Librettist, farmer, businessman, land developer, publicist, publisher, author, aviator.
Clement John De Garis was the eldest son of Mildura (Victoria) businessman Elisha De Garis. He was exempted from school at a very early age in order to help out with his father's struggling business, and by fourteen had saved enough money to pay his own fees for two years at Melbourne's Wesley College. At age seventeen, he returned to his family's business and was instructed to maintain the current sales figures. Within eighteen months, he had tripled them, and he soon afterwards went into business for himself. During a difficult period for the industry in 1919, De Garis took over the role of publicity manager for the Australian Dried Fruit Association, mounting a nationwide marketing campaign along American lines. In this respect, he exploited anything and everything to increase sales, even suggesting the benefits of dried fruits as a means of combating the Spanish influenza epidemic.

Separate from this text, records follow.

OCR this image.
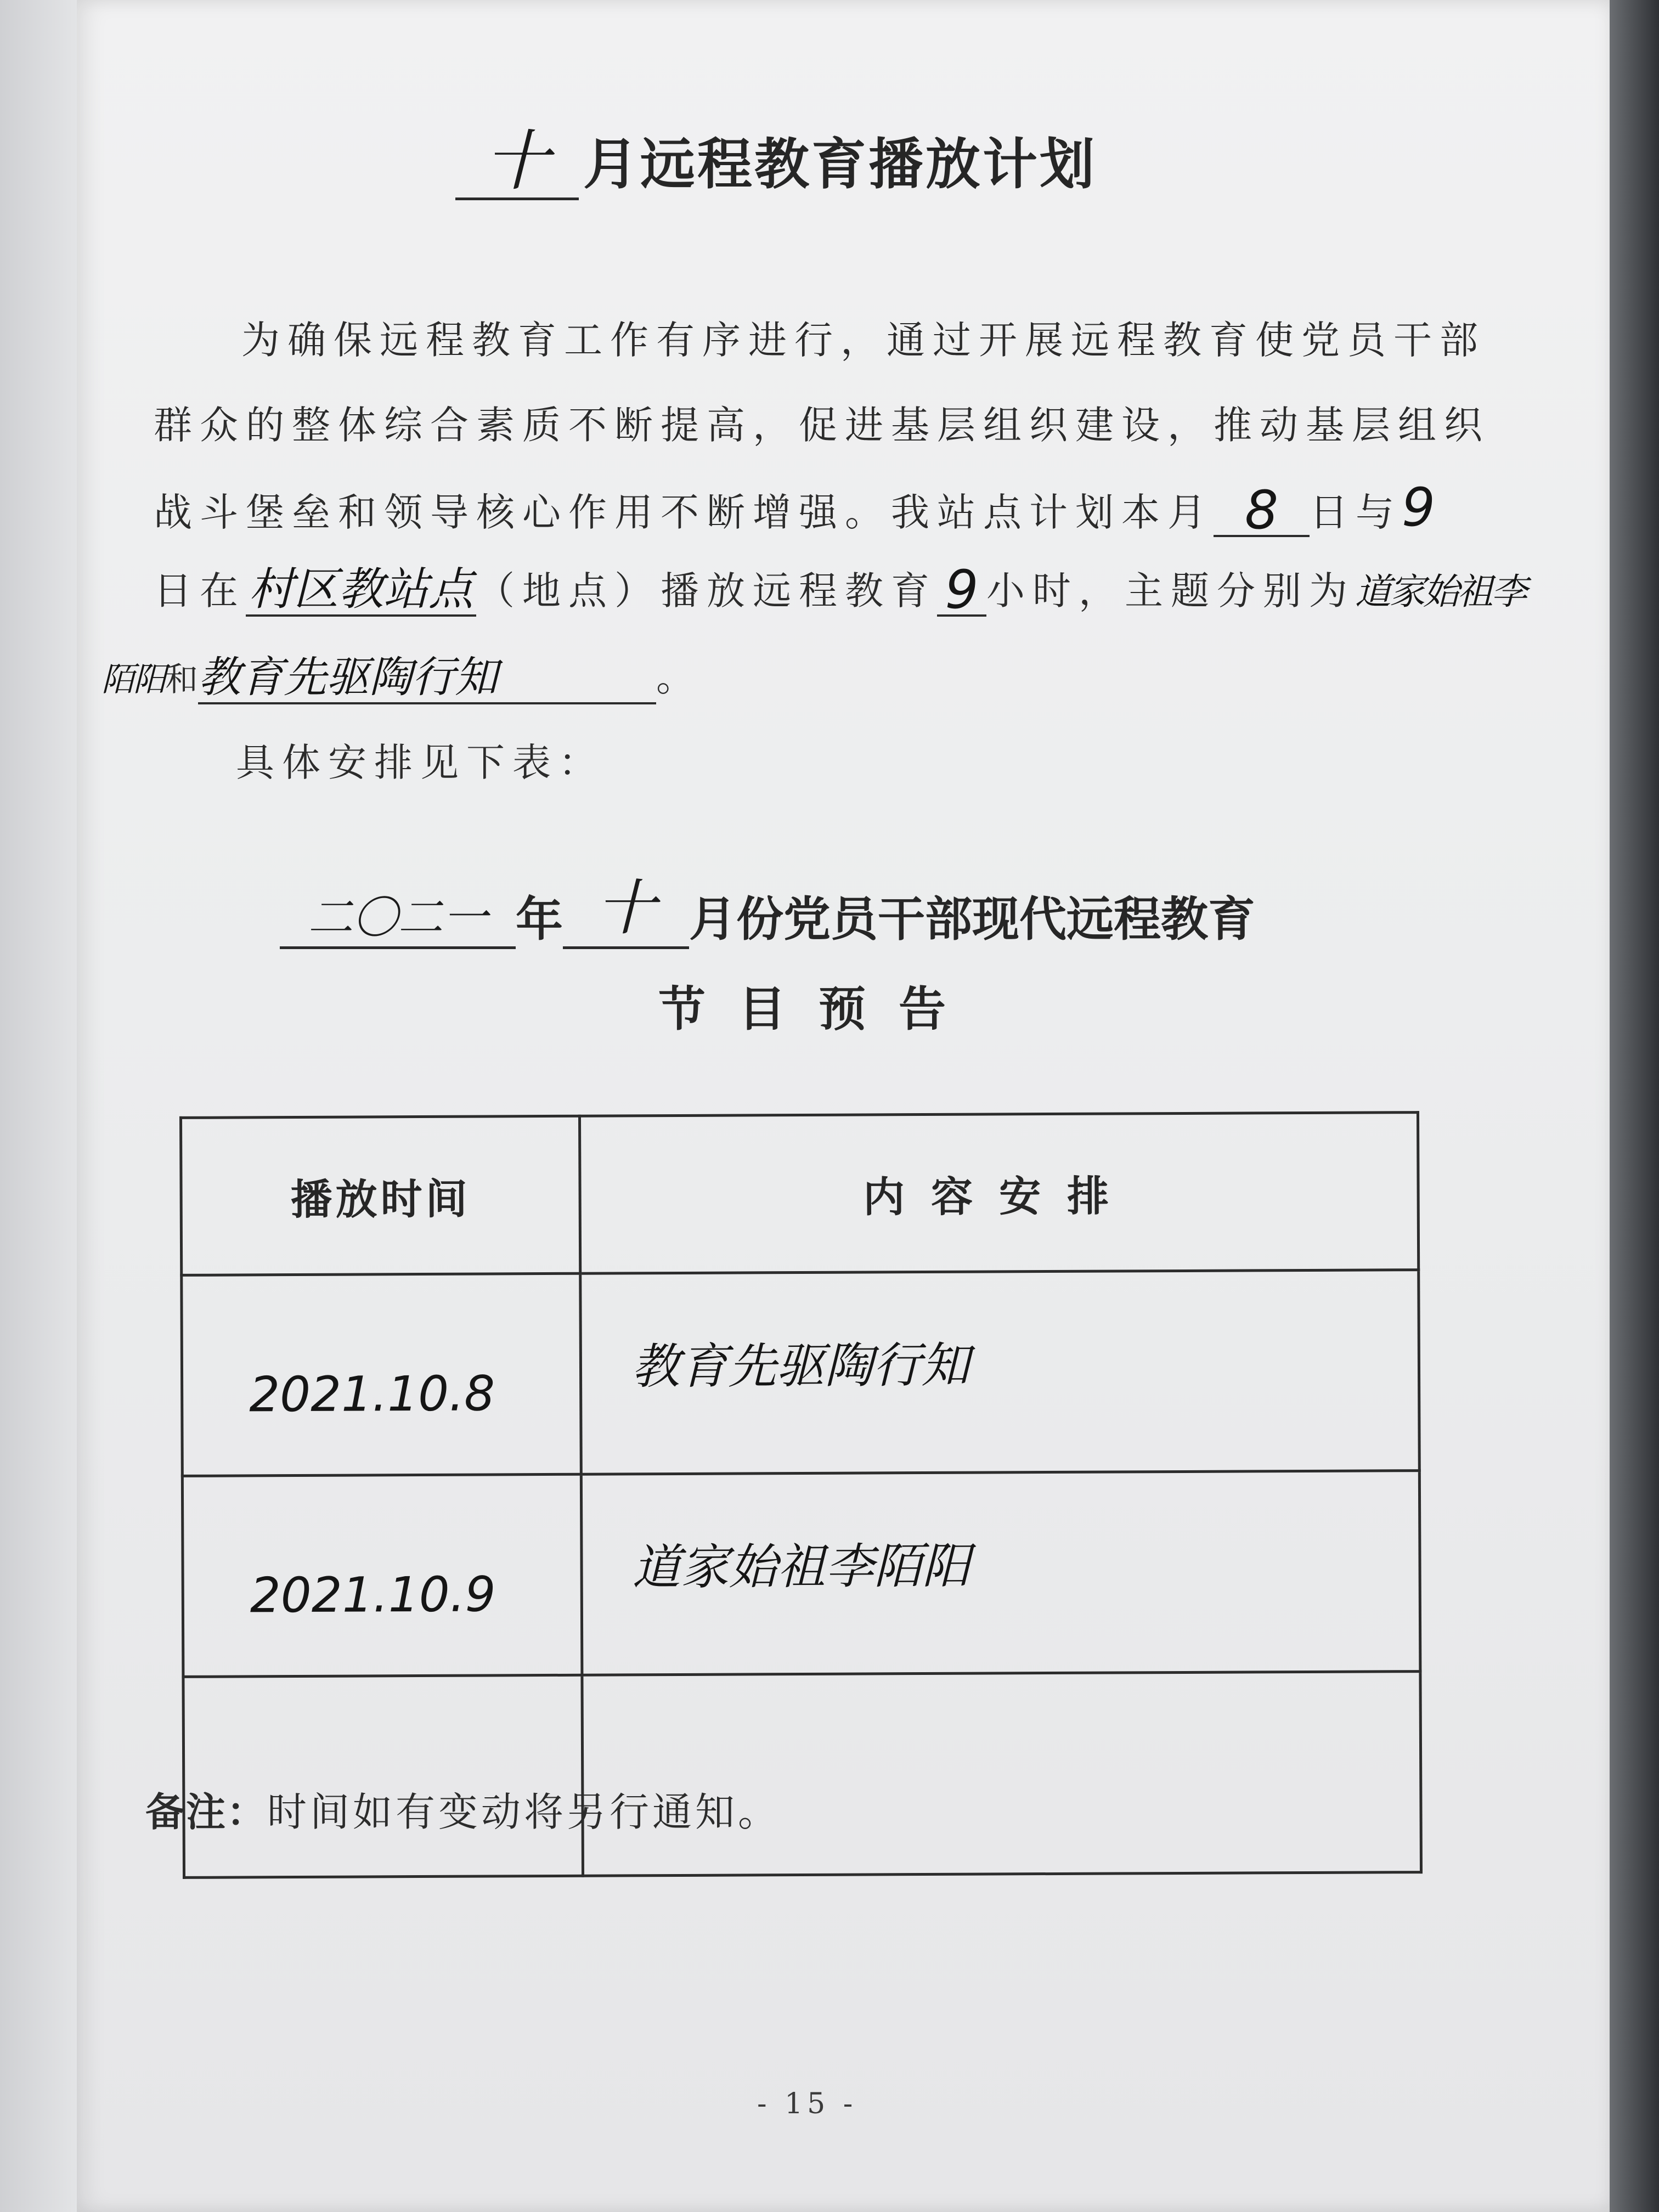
十 月远程教育播放计划
为确保远程教育工作有序进行，通过开展远程教育使党员干部
群众的整体综合素质不断提高，促进基层组织建设，推动基层组织
战斗堡垒和领导核心作用不断增强。我站点计划本月 8 日与9
日在村区教站点（地点）播放远程教育 9 小时，主题分别为道家始祖李
陌阳和教育先驱陶行知	。
具体安排见下表：
二〇二一 年 十 月份党员干部现代远程教育
节目预告
播放时间	内容安排
2021.10.8	教育先驱陶行知
2021.10.9	道家始祖李陌阳

备注：时间如有变动将另行通知。
- 15 -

De Garis also saw himself as a patron of the arts and, in 1919, launched a Great Australian Novel Competition, the winner of which was awarded the De Garis Prize. At about this time, he also decided to try his hand at writing for the stage. In collaboration with composer Reginald A. A. Stoneham, he wrote the libretto for a musical comedy, F. F .F., which premiered in Adelaide in 1920. Unfortunately, the musical's credibility, and the possibility of a successful Australian tour, was hampered by the public's scepticism over the premiere's timing, which coincided with an advertising campaign for Sunraysed Fruits. Following the Adelaide season, F. F. F. was staged in Perth and Melbourne. A proposed Sydney production never eventuated due to financial difficulties. Despite the failure of the show, it did at least provide two hits songs: 'Murray Moon' and 'Sleepy Seas'.
In his final years years De Garis became an enigmatic figure - being seen as both a man of the people and a fraud. In 1920, for example, he purchased 47,325 acres around Kendenup, Western Australia,
for subdivision. Part of the operation was to irrigate the land, and in order to achieve this he built cottages for the eighty employees required to undertake the work. He also provided the small community with a school,
library, and entertainment centre. That same year De Garis he established the C. J. De Garis Publishing House in Melbourne and bought out
three regional newspapers, the Mildura Cultivator, the Mildura Telegraph and the Merbein Irrigationist. These were then merged into one entity, the Sunraysia Daily. His reputation within the community was furthered even more when he exposed an American fraud who had attempted to swindle the Mildura community.
De Garis's contrary nature began to show itself, however, as his extravagant tastes and reckless nature took control of his better judgment. When his financial situation deteriorated to the point of backruptcy in 1923 he was forced to place the Sunraysia Daily in the hands of a Melbourne-based firm of financiers (the paper was later bought out by the Elliott Provincial Newspaper Group). He was also later charged fraud when his scheme to raise a quarter of a million pounds to re-finance the the Kendenup subdivision failed. Exonerated by a Royal Commission but with his reputation deeply tarnished, De Garis attempted to re-ignite his financial position. However, his mental health had become rather unstable by this time and, after another failure, he faked his death. Apprehended on his way to New Zealand a week later, De Garis was brought home to face a charge of having passed a valueless cheque. He was again acquitted, but by this stage his sense of failure was too much. On 17 August 1926, in a state of depression and delusion, he committed suicide by gassing himself at his Mornington (Victoria) home.
In addition to his musical comedy De Garis authored a number of other works, including several short stories, a war drama titled Ambition Run Mad (1921), and a largely autobiographical novel titled Victories of Failure (1925). The book came out some two years after his company had been forced into liquidation. He also wrote pamphlets on the Sunraysia region and Geelong. His papers are held in the J. S. Battye Library (MN831).